9 - Pelo contrário, se ocorrer um conflito, presente ou eventual, entre a representação em juízo de um instituto público e a defesa da legalidade democrática ou o exercício da ação penal, estas últimas devem prevalecer, aplicando-se o mecanismo do artigo 69.º do Estatuto do Ministério Público, embora os órgãos dirigentes do instituto possam constituir advogado, não tendo de aceitar aquele que seja designado pela Ordem dos Advogados.
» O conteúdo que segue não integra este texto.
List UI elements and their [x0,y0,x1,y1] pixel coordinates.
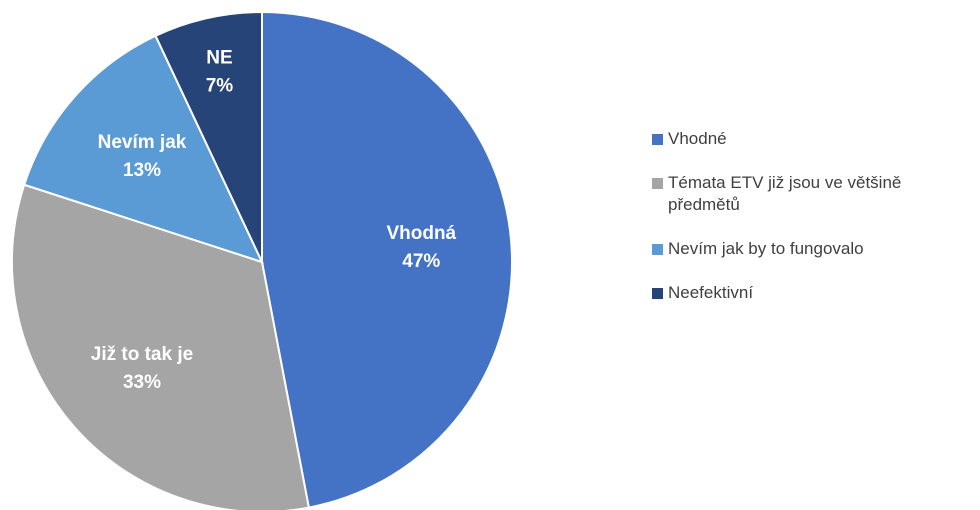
slice-label: NE [206,48,232,69]
slice-label: Již to tak je [91,344,193,365]
legend-swatch [652,288,663,299]
legend-swatch [652,244,663,255]
pie-slice [11,183,311,510]
value-label: 47% [402,251,440,272]
slice-label: Vhodná [386,223,456,244]
pie-slice [22,34,264,264]
legend-swatch [652,134,663,145]
value-label: 33% [123,372,161,393]
value-label: 13% [123,160,161,181]
slice-label: Nevím jak [98,132,187,153]
legend-item: Neefektivní [652,282,974,304]
legend-label: Témata ETV již jsou ve většině předmětů [668,173,902,214]
legend-label: Neefektivní [668,283,754,302]
pie-slice [154,10,263,263]
legend-label: Vhodné [668,129,727,148]
legend-item: Témata ETV již jsou ve většině předmětů [652,172,974,216]
legend-label: Nevím jak by to fungovalo [668,239,864,258]
legend: Vhodné Témata ETV již jsou ve většině pře… [652,128,974,326]
legend-swatch [652,178,663,189]
value-label: 7% [206,76,234,97]
legend-item: Nevím jak by to fungovalo [652,238,974,260]
legend-item: Vhodné [652,128,974,150]
pie-slice [261,10,513,509]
Senhora Procuradora-Geral da República
Excelência:
I. Apresentação da Consulta
Solicitou V. Ex.ª ao Conselho Consultivo da Procuradoria-Geral da República a emissão de parecer(1) sobre o "pedido de representação em juízo por parte do Ministério Público relativamente ao Instituto Público "ESPAP, I. P., - Entidade de Serviços Partilhados da Administração Pública, I. P.", colocando, em especial as seguintes questões:
"1) - O regime jurídico consagrado na Lei-Quadro dos Institutos Públicos (Lei 3/2004, de 15 de janeiro) aplica-se ao instituto público denominado "ESPAP, I. P., - Entidade de Serviços Partilhados da Administração Pública, I. P.", não obstante a sua equiparação legal a "entidade pública empresarial"?
2) - A representação em juízo de um instituto público, por parte do Ministério Público, ao abrigo do disposto no artigo 21.º da Lei-Quadro dos Institutos Públicos, deve ter-se por limitada aos processos que tenham por objeto relações contratuais e de responsabilidade (tal como prevê o artigo 11.º, n.º 2, do Código de Processo nos Tribunais Administrativos, relativamente à representação do Estado pelo Ministério Público, por maioria de razão), não abarcando os processos de ações administrativas especiais que tenham por finalidade o conhecimento de pedidos de anulação ou de declaração de nulidade de atos administrativos? Neste último caso, se em tal exclusão se compreendem os atos administrativos pré-contratuais?
3) - Uma qualquer representação em juízo dos institutos públicos por parte do Ministério Público poderá ser afastada por apelo à unidade do sistema, tendo em consideração que tal pode comprometer a necessária isenção para o prosseguimento de outros interesses que o Ministério Público, constitucional e legalmente, deve prosseguir, designadamente ao nível da investigação criminal e da ação penal?"
A Consulta vem instruída com uma informação do Gabinete de Sua Ex.ª a Senhora Procuradora-Geral da República, na qual se procede ao enquadramento do problema, salientando-se que o mesmo foi suscitado pelo pedido da ESPAP, I. P., - Entidade de Serviços Partilhados da Administração Pública, I. P. para ser representada em juízo pelo Ministério Público ao abrigo do já citado artigo 21.º da Lei-Quadro dos Institutos Públicos.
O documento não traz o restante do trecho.